Eman Abdullah M. Alomari, Su Yang, Sanaul Hoque, Farzin Deravi

Published: 2024, Last Modified: 11 Feb 2025BIOSIG 2024EveryoneRevisionsBibTeXCC BY-SA 4.0

Abstract: This study presents a robust framework that leverages advanced deep-learning techniques for ear-based human recognition. Faced with the challenge of dataset sizes, our approach is developed based on a generative adversarial network (GAN) method namely Pix2Pix to augment the dataset. It is demonstrated that this approach offers the ability to produce complementary images for ear recognition. To be more specific, Pix2Pix GAN is employed to generate missing sides in ear image pairs (i.e., creating corresponding left ear images for right ear images and vice versa). As such, this augmentation could substantially increase the dataset size, making it more diverse and of significantly greater use for training purposes.
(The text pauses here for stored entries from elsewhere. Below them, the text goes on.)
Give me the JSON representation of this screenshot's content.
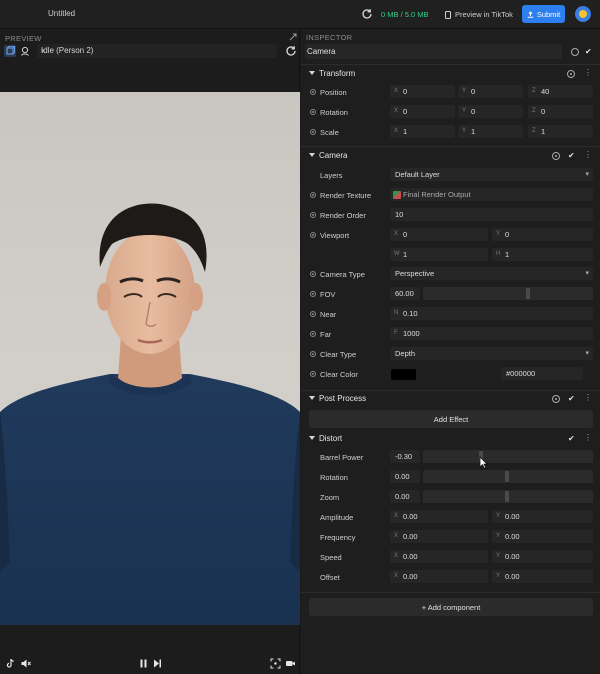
{
  "topbar": {
    "title": "Untitled",
    "memory": "0 MB / 5.0 MB",
    "preview_label": "Preview in TikTok",
    "submit_label": "Submit"
  },
  "preview": {
    "panel_label": "PREVIEW",
    "person_select": "Idle (Person 2)"
  },
  "inspector": {
    "panel_label": "INSPECTOR",
    "object_name": "Camera",
    "transform": {
      "title": "Transform",
      "position": {
        "label": "Position",
        "x": "0",
        "y": "0",
        "z": "40"
      },
      "rotation": {
        "label": "Rotation",
        "x": "0",
        "y": "0",
        "z": "0"
      },
      "scale": {
        "label": "Scale",
        "x": "1",
        "y": "1",
        "z": "1"
      }
    },
    "camera": {
      "title": "Camera",
      "layers_label": "Layers",
      "layers_value": "Default Layer",
      "render_texture_label": "Render Texture",
      "render_texture_value": "Final Render Output",
      "render_order_label": "Render Order",
      "render_order_value": "10",
      "viewport_label": "Viewport",
      "viewport": {
        "x": "0",
        "y": "0",
        "w": "1",
        "h": "1"
      },
      "camera_type_label": "Camera Type",
      "camera_type_value": "Perspective",
      "fov_label": "FOV",
      "fov_value": "60.00",
      "fov_fraction": 0.62,
      "near_label": "Near",
      "near_value": "0.10",
      "far_label": "Far",
      "far_value": "1000",
      "clear_type_label": "Clear Type",
      "clear_type_value": "Depth",
      "clear_color_label": "Clear Color",
      "clear_color_hex": "#000000"
    },
    "post_process": {
      "title": "Post Process",
      "add_effect_label": "Add Effect"
    },
    "distort": {
      "title": "Distort",
      "barrel_power_label": "Barrel Power",
      "barrel_power_value": "-0.30",
      "rotation_label": "Rotation",
      "rotation_value": "0.00",
      "zoom_label": "Zoom",
      "zoom_value": "0.00",
      "amplitude_label": "Amplitude",
      "amplitude": {
        "x": "0.00",
        "y": "0.00"
      },
      "frequency_label": "Frequency",
      "frequency": {
        "x": "0.00",
        "y": "0.00"
      },
      "speed_label": "Speed",
      "speed": {
        "x": "0.00",
        "y": "0.00"
      },
      "offset_label": "Offset",
      "offset": {
        "x": "0.00",
        "y": "0.00"
      }
    },
    "add_component_label": "+ Add component"
  },
  "axes": {
    "x": "X",
    "y": "Y",
    "z": "Z",
    "w": "W",
    "h": "H",
    "n": "N",
    "f": "F"
  },
  "colors": {
    "accent": "#2d7ff0",
    "memory": "#2fd28a",
    "shirt": "#1e3452",
    "backdrop": "#cfcbc6"
  }
}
The employed dataset consisted of several images of the right ear and only one left ear for each individual. A series of corresponding synthetic left-ear images is generated using Pix2Pix GAN as a tool for augmenting the available data and mitigate the dataset’s lack of left ear images. The experiment framework used the EarNet model and conducted comparative evaluations before and after Pix2Pix GAN augmentation using the AMI Ear dataset. By employing the Pix2Pix GAN, the proposed approach can effectively double the size of a dataset and, in the process, provide significantly greater utility regarding how that data can be utilised in real-world applications scenarios. The resulting accuracy reaches 98% on the AMI dataset, demonstrating that this technique can improve model performance for ear-based human recognition.